En Thurgovie, le parlement cantonal doit se prononcer le 5 mai sur une modification de loi renvoyant l'enseignement du français à l'école secondaire. Ce projet soumis par le gouvernement thurgovien fait suite à l'adoption d'une motion en ce sens par le Grand Conseil en 2014.

Tentatives avortées jusqu'à présent

Jusqu'à présent, seuls les Nidwaldiens se sont exprimés sur une initiative réclamant la suppression explicite du français à l'école primaire. En 2015, ils ont rejeté un texte de l'UDC en ce sens à une majorité claire de 61,7%. Il y a un an, une initiative réclamant la suppression de l'anglais du programme de l'école primaire a été déposée dans le canton de Bâle-Campagne.

Les Lucernois auront eux à se prononcer sur une initiative populaire identique au texte zurichois, probablement en septembre.
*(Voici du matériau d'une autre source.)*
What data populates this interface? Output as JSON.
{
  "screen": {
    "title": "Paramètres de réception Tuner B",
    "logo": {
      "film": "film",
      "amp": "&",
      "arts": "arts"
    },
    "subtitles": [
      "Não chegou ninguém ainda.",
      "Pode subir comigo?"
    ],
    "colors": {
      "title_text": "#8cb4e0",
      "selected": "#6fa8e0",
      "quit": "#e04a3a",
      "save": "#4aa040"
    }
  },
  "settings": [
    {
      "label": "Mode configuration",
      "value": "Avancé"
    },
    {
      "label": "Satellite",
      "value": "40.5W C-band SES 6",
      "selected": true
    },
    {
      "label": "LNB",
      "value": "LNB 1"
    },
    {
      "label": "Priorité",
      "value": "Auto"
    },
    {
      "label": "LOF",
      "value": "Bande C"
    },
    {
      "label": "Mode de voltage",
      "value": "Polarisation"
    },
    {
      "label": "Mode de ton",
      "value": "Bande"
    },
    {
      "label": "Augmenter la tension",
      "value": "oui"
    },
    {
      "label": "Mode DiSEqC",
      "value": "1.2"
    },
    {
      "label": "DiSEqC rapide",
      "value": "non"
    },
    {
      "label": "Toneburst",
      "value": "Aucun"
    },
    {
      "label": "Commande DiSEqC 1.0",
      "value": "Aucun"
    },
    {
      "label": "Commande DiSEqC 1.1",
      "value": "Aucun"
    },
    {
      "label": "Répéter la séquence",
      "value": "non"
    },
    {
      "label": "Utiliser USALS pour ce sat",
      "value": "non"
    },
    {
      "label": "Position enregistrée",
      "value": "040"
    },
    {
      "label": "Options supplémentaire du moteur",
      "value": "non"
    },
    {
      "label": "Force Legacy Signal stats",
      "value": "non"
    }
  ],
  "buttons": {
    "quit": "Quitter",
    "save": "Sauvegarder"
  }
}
Leur parlement l'a rejeté en janvier. Dans les Grisons, le Grand Conseil a invalidé en 2015 l'initiative populaire «Une seule langue étrangère à l'école primaire». En mars 2016, le Tribunal administratif fédéral a conclu que l'initiative était valide. Un recours a été interjeté auprès du Tribunal fédéral.

Des initiatives ont en outre été lancées ces dernières années contre le plan d'étude scolaire alémanique dans plusieurs cantons. Aucune d'entre elles n'a pour l'instant été approuvée en votation. Le «Lehrplan 21» prévoit l'enseignement de deux langues étrangères à l'école primaire, conformément au concordat HarmoS.

L'enseignement de deux langues à l'école primaire avait déjà fait débat il y a treize ans. En 2004, les cantons s'accordaient pour enseigner la première langue étrangère dès la 5e année au plus tard et la seconde avant la 8e année. Des initiatives lancées dans cinq cantons alémaniques avaient ensuite été rejetées ou retirées.